The industrious and intelligent Dai people live in the southwestern border of the motherland and live on the banks of the rich and beautiful Lancang River and Ruili River. There is such a legend.
Legend has it that a long time ago, there were wild elephants in the Dai area. A hunter brought a stray baby elephant home. After domestication, it became a close partner. The elephant can help people with various tasks and become a symbol of hard work and kindness. One day, the hunter rode an elephant to hunt. He heard the wind blowing in the hollow of the dead tree in the forest, so he covered it with bamboo leaves and made a pleasant sound. After returning home, he hollowed out a section of mango tree to make a drum.
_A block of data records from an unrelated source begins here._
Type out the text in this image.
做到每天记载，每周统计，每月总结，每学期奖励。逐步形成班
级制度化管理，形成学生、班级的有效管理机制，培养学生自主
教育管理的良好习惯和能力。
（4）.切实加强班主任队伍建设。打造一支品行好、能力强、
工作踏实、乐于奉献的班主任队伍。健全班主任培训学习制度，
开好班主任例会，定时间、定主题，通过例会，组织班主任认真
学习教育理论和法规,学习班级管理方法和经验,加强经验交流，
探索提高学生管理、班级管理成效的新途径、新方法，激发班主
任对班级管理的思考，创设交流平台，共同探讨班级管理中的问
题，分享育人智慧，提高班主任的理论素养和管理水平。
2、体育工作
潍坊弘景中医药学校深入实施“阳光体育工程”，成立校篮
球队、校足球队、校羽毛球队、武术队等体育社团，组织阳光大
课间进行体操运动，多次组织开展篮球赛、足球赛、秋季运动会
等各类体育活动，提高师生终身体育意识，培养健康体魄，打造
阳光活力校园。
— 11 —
What is it made of? At this time, the steady steps of the elephant appeared in his mind, so he made an elephant foot drum in the shape of the elephant's legs.
It is said that when the first sound was struck, all the birds danced upon hearing the sound, and the peacocks danced the most. The Dai family wrote down the dance of the peacock and compiled a beautiful peacock dance to express the wishes and ideals of the people. The hunter imitated the action of the elephant, playing and dancing while wearing the elephant foot drum, creating a passionate and unrestrained elephant foot drum.
The Dai people have a long cultural history and excellent artistic traditions, and their music and dance have a distinct national style. As early as the middle of the Ming Dynasty, the Dai people went to the mainland to perform their own national songs and dances. In Ming Dynasty, Li Sicong's "Yunnan Tongzhi·Baiyi Biography" contains: "The musicians in the car (in ancient times, Jinghong in Xishuangbanna was the car), made by the people in the car, using sheepskin as a three-to-five-foot drum, slapping it with hands, and then Using bronze cymbals, bronze drums, and clapboards is no different from the joy of Chinese monks and Taoism." This is the real record of the author's field trip to the frontier during the Hongwu period of the Ming Dynasty (1368-1398), in which the three-to-five-foot long drum is the elephant's foot. drum, and disclosed that it is closely related to religious activities.
Both men, women and children of the Dai people love to sing and dance. There are two folk songs: "The drum beats, the 'peacock' dances, the drum stops, and the mountain sings." It can be seen that Guangya has a close relationship with people's lives. In the traditional festivals of the Dai people, when you walk into the Dai villages in Xishuangbanna, Dehong, Simao, Lincang and other places, it is like coming to the hometown of singing and dancing. You can hear the joyful singing of "Zanha" (folk singer) everywhere. The girls danced beautifully and colorfully, and the young people danced while playing and dancing with a drum and a peacock tail feathers on their shoulders.